Graphics card PowerColor Radeon X1900 XT 512MB SAPPHIRE Radeon X1900 XT 512MB SAPPHIRE Radeon X1900 XT 512MB PowerColor Radeon X1800 XT 512MB NVIDIA GeForce 7800 GTX 512 512MB
Codename R580 R580 R580 R520 G70
Transistors 384M 384M 384M 321M 302M
Shader Model compliance 3.0 3.0 3.0 3.0 3.0
Manufacturing process 90nm 90nm 90nm 90nm 110nm
DirectX support 9.0c 9.0c 9.0c 9.0c 9.0c
Core frequency (standard) 621MHz 621MHz 648MHz 621MHz 551MHz
Vertex shaders 8 8 8 8 8
Pixel pipelines 16 16 16 16 24
Shader processors 48 48 48 16 24
Texture Mapping Units 16 16 16 16 24
ROPs 16 16 16 16 16
Memory frequency (standard) 1,440MHz 1,440MHz 1,548MHz 1,494MHz 1,701MHz
Memory bandwidth 46GB/s 46GB/s 49.5GB/s 47.8GB/s 54.4GB/s
VIVO support Rage Theater Rage Theater Rage Theater Rage Theater Philips SAA7115H
Outputs (standard) 2x dual-link DVI 2x dual-link DVI 2x dual-link DVI 2x dual-link DVI 1x dual-link DVI, 1x single-link
Display engine Avivo Avivo Avivo Avivo PureVideo
Cooling slots taken 2 2 2 2 2
Multi-GPU technology CrossFire CrossFire CrossFire CrossFire SLI
Average online price (inc. VAT) £365 £365 £425 £300 £470


Note the identical specs. for the two X1900 XT cards from PowerColor and SAPPHIRE.

The main difference between X1800 XT and X1900 XT/XTX cards is in the extra ALU horsepower provided by 48 shader processors. R580s still have similar core speeds and memory bandwidth, and they're still based on a 16-pipe rendering setup with 16 texturing units, meaing that pipelines and shader quantities aren't going hand-in-hand with one another. What this also suggests is that R580's true worth will be realised with some present and most future games that rely on pixel shading to a greater degree.

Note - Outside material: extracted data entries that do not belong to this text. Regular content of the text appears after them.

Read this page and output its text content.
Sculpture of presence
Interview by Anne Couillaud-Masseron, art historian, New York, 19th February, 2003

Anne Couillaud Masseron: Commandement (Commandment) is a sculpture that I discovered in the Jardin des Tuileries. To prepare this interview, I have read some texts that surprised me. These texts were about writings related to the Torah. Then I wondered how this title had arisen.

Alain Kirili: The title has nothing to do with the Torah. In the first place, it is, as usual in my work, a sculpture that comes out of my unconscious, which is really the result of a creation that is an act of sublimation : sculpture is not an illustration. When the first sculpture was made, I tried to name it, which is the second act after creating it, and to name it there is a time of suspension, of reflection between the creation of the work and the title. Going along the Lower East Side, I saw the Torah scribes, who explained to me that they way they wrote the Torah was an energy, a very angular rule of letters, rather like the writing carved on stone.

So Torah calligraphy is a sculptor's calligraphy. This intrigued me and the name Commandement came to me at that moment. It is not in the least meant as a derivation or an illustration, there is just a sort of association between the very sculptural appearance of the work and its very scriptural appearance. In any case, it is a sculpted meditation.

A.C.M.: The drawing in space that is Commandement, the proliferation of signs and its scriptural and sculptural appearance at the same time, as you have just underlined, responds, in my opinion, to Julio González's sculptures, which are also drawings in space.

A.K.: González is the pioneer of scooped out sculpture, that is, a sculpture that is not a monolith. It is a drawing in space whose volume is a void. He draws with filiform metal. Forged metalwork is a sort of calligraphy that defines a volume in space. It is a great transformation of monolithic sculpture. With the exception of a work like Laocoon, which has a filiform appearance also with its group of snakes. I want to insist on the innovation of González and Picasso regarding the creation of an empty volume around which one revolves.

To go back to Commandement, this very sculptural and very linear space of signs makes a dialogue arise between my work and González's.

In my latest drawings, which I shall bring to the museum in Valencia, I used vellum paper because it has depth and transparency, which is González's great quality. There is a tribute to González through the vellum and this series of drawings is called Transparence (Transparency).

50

There will be instances with older titles where R580, on a clock-for-clock basis, not looking any more impressive than the R520. What ATI has done, essentially, is re-designed a GPU with a view on where it sees games-development heading. Synthetic tests that hammer home the advantages of massive pixel-shading power will show the X1900-series in the best light. Something along the lines of ShaderMark and 3DMark06, for example, where the R580 GPU's 48 pixel shaders are set to work overtime. Considering that R520, a perfectly acceptable GPU before NVIDIA's GeForce 7800 GTX 512 stole its thunder, was launched last September and has been superceded so quickly, one has to feel for the early adopters who now see a version with significantly more bite, not from clock speed but via an shift in internal shader processing.

ATI's made the R580 faster, significantly so in cases where pixel shading is called to the fore, thereby effectively killing off its own X1800 line. Got £300+ to spend on a graphics card now, then? There's little or no point in considering a Radeon X1800 XT.

Overclocking



We were able to overclock both ATI Radeon X1900 XT 512MB cards to XTX levels without additional cooling, lending further weight, even though it's not needed, that X1900s are all derived from one common base. Further testing on the SAPPHIRE XTX model indicated that an air-cooled, stable core speed of 700MHz was a possibility.